Drawing the Line

For all of you who don’t yet know it, I decided to put my studies in Human Medicine at the Medical University of Vienna on ice for the time being. I’ve thought about it for quite some time, since April, actually. I didn’t really think about quitting, at least in the beginning, but I was trying to get an idea about how my life would be in the next five years if I passed the SIP1 in June. How it would be if I failed the next attempt but passed it in September. Or how it would play out if I couldn’t pass it at all. Whatever outcome I could think of, the problem remained the same, and that simple discovery sealed the deal for me.

I Simply Can't Do It!

Me, 2011

These are most likely the hardest words to say for me. I know that if I put my mind to something, and try hard enough, I can do it. If I tried to learn Russian, I’d most likely be able to at least master the basics, although I might never become a master. And I still think that I could be a good doctor.

But learning something requires time and space. Mastering something requires even more space and time plus focus and dedication. You don’t earn a medical degree and become a good doctor by just investing just a little bit of time. You need to commit to it, to dedicate a lot of time and effort.

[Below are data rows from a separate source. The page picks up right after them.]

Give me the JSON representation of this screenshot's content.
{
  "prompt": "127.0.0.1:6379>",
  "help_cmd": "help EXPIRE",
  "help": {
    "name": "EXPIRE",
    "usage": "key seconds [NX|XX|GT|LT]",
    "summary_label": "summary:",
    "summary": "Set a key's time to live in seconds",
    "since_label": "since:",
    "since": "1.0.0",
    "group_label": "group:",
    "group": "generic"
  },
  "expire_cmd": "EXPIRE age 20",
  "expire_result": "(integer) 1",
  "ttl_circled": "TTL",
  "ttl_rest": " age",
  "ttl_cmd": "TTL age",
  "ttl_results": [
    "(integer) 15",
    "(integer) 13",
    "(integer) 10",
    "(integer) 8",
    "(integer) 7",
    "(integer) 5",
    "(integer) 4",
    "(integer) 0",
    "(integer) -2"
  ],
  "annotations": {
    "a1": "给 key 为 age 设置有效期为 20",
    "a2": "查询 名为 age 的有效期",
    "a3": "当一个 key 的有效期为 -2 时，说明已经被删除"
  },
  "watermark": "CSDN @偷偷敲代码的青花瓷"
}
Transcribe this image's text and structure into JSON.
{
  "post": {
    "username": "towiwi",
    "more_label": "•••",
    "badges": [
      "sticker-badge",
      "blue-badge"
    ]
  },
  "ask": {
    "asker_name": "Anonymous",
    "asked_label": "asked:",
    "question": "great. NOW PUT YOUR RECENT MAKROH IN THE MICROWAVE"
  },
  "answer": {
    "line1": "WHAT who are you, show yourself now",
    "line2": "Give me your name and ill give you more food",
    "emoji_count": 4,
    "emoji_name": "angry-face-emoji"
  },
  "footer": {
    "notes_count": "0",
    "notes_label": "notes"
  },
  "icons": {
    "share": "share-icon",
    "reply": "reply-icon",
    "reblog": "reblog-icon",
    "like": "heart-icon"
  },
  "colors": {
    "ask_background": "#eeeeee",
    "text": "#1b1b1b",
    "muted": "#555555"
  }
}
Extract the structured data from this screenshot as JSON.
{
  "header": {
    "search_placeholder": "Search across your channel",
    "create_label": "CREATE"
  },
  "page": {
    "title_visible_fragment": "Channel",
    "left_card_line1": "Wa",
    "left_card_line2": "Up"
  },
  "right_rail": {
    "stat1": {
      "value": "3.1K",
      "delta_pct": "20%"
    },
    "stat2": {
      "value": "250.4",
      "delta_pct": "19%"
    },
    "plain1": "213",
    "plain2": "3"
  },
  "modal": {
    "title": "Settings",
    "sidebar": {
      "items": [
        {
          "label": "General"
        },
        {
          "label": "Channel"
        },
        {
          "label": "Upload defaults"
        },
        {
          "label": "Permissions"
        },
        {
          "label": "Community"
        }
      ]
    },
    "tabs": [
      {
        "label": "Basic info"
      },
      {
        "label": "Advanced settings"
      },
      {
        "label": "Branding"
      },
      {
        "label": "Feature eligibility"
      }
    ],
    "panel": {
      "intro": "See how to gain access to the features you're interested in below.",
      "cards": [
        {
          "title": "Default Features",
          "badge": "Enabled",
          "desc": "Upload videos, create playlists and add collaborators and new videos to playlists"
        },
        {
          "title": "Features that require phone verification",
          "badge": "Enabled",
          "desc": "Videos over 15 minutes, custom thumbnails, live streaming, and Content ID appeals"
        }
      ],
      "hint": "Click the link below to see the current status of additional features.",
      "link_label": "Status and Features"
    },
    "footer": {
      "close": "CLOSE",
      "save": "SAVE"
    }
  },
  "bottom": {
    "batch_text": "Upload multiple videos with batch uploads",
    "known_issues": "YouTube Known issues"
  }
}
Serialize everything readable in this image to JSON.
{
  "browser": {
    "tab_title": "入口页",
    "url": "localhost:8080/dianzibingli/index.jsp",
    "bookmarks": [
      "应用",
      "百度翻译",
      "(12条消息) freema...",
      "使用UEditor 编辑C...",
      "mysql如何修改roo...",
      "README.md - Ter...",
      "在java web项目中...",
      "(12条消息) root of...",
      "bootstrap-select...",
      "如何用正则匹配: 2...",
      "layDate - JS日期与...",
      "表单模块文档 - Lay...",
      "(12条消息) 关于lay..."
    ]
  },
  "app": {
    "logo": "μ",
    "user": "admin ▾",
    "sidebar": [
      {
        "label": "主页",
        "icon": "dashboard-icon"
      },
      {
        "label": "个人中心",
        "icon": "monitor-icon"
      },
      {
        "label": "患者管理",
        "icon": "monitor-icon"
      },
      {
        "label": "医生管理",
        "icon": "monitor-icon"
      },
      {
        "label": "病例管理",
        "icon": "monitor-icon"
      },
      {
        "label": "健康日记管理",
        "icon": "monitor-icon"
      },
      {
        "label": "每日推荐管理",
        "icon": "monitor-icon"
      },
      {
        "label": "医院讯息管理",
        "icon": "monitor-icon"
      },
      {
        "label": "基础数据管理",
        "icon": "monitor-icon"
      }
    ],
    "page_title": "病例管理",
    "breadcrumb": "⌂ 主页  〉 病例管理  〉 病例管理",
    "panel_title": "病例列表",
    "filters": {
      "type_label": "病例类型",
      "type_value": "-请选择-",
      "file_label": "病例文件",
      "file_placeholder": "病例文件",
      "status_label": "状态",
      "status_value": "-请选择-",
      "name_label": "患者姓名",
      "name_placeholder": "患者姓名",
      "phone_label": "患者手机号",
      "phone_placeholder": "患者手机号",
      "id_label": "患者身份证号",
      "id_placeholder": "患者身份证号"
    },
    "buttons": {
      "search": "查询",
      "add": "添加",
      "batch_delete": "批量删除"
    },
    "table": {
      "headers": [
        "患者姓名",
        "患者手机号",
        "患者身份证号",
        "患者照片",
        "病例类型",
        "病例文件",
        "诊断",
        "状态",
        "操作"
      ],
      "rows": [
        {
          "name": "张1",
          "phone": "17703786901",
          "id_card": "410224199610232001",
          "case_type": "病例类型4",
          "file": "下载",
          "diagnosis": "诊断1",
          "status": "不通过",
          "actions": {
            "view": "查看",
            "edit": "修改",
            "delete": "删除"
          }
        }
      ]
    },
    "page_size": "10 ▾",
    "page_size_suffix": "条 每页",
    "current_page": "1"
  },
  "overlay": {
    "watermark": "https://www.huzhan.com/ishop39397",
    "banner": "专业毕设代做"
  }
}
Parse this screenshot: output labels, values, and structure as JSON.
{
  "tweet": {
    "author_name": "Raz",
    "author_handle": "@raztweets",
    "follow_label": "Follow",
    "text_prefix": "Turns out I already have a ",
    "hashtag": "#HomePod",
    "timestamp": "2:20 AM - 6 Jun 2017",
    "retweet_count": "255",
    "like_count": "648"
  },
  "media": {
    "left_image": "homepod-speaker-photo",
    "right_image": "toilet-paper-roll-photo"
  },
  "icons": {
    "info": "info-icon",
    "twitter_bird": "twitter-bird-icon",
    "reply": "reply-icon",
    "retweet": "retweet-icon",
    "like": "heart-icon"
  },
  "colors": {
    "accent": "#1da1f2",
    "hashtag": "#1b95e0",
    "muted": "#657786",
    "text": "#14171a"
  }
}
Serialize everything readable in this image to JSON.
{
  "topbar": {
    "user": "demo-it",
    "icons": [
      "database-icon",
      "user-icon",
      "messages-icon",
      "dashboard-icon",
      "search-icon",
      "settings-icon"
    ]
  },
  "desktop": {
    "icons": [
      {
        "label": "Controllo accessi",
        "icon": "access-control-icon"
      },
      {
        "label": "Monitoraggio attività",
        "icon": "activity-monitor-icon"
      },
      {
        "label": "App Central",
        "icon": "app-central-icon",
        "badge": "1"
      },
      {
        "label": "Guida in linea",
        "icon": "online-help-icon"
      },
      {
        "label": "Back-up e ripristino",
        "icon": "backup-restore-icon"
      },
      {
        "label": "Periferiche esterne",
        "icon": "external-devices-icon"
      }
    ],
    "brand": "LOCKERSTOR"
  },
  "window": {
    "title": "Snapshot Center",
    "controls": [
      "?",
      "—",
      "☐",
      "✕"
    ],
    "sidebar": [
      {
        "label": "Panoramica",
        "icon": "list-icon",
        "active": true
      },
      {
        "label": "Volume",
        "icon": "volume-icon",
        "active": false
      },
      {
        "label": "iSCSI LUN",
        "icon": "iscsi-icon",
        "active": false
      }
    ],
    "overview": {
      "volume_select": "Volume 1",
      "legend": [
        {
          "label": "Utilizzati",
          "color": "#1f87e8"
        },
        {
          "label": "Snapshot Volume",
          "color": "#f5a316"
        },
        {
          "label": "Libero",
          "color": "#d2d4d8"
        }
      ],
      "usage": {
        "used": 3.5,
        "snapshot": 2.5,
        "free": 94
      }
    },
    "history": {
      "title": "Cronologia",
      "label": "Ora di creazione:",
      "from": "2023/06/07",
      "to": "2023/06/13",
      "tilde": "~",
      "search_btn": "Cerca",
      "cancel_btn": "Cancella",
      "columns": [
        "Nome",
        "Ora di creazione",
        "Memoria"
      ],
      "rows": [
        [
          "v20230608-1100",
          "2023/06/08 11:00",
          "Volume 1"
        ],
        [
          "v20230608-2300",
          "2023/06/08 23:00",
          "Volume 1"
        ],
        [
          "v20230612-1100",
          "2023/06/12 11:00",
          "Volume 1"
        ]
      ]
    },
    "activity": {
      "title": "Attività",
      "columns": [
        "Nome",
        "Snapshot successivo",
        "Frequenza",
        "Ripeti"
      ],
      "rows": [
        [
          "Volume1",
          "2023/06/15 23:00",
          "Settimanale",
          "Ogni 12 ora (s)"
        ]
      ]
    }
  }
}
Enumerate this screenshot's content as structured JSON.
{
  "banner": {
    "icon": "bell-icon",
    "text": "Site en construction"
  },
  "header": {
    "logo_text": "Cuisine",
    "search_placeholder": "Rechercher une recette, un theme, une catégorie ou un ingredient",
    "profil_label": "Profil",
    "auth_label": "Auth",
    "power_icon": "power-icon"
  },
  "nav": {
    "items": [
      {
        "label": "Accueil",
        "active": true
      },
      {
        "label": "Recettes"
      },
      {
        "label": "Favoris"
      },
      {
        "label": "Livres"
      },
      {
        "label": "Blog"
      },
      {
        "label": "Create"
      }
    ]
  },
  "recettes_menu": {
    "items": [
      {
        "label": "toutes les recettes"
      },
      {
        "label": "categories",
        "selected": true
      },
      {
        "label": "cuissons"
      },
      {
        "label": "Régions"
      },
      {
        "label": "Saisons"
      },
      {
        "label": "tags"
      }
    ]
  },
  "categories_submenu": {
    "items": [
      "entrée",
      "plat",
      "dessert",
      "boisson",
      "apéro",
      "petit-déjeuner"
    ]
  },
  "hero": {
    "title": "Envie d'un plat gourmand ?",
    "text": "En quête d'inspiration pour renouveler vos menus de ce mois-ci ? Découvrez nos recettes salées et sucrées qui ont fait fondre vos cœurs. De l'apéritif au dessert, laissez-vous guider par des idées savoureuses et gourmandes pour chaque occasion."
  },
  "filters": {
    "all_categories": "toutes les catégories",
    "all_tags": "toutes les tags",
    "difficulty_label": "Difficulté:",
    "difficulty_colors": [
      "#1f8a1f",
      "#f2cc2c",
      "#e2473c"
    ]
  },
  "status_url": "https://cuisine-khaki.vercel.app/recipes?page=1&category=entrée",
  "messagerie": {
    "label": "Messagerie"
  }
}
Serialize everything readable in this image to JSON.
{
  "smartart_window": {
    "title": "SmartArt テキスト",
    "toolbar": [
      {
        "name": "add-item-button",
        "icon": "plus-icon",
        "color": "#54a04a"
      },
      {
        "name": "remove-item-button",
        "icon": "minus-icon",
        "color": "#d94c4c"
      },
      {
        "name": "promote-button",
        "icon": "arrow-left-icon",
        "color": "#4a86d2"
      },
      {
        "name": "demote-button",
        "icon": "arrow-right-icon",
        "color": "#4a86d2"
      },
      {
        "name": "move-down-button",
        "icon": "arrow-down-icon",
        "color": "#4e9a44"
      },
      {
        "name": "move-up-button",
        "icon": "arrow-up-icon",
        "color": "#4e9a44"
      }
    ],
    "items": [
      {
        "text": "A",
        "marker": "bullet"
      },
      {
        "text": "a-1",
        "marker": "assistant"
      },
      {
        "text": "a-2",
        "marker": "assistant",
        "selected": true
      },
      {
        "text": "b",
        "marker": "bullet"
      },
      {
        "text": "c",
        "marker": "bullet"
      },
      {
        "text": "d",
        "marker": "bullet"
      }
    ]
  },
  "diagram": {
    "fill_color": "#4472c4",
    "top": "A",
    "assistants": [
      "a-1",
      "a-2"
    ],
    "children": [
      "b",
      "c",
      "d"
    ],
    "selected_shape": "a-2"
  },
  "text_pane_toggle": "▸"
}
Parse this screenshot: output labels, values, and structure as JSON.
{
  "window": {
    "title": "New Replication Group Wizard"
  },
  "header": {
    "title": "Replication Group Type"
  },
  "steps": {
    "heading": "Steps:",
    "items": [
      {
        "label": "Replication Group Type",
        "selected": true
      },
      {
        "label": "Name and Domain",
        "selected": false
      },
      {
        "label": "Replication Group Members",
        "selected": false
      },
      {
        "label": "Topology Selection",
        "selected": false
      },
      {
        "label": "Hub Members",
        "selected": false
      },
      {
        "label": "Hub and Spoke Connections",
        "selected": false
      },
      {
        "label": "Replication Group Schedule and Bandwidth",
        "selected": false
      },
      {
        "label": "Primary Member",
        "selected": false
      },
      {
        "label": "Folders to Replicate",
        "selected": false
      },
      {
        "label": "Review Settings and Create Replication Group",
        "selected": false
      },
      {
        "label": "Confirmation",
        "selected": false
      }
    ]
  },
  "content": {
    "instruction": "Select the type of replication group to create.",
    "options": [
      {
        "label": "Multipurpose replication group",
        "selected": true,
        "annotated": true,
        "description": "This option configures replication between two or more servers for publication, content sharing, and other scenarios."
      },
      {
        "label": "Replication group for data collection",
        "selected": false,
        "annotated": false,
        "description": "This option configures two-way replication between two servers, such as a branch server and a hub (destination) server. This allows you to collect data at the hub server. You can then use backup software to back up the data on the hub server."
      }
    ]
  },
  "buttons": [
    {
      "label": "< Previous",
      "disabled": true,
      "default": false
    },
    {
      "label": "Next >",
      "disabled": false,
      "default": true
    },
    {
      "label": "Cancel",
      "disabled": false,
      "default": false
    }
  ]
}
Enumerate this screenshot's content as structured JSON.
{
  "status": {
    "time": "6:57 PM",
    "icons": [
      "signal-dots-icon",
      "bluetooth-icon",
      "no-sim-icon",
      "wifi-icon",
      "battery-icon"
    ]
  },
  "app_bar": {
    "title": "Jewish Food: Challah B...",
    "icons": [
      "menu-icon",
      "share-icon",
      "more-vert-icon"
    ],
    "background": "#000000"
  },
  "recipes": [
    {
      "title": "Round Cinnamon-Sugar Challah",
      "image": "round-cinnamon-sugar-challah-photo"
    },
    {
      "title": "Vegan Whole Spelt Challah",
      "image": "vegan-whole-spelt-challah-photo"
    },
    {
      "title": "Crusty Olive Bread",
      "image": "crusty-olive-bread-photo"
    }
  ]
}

I knew that in the beginning, and I was ready to do this. But I was also not ready to let all the time and work I put into my Informatics Bachelor go to waste. It was just not enough for me to only attend some classes in IT and spend the better part of my time on Medicine. I would have needed to spend almost all of my productive time on medicine, at least the last three to four months before the SIP 1 exam, and I just couldn’t.

Sometimes you better just stop.

I’ve been thinking a lot about this lately. I don’t think that the time spent on studying medicine was a waste. Quite the opposite. I learned a lot. I met a lot of interesting people, although it’s hard for me to keep in touch with them. Mostly I don’t manage to.

But most importantly, I tried to do something because I felt it was worth the effort and the risk. I failed, but I started to move on when I discovered I was getting more unhappy and bitter every day, because I just couldn’t do it.

This is what kept me from stopping for a year: the fear, that I had wasted my time. The fact that I had tried to do something that, as many people told me, was too much effort and too complicated, but that I tried nonetheless, and I failed.

I decided to see it as an experiment that failed like most experiments do, and move on–move back, rather–to another experiment. I gained the confidence to stop while I still could, move away and take care of other things, and maybe repeat the experiment with a different setup at a later time when I made this adjustment to my perception. If you feel like your running against walls at your current job, school, project, ask yourselve’s the following questions: Am I happy now? Can I still do what’s necessary to make this work? If the answer to both question is „no“ for you, maybe you too should think about moving on.

I did, and I still feel it was the right decision.


I’m still processing what happened, so this will mostly likely extend into a series. More to come, later.

I started to write this in June, but postponed publishing it because I wanted to use the summer to think this through again carefully. Now I feel confident enough to put it out there.

A big thanks to David for hunting down all those nasty mistakes in this post! He didn’t read the last paragraphs of this post because I wrote them this morning. If you find any mistakes in those, it’s not his fault.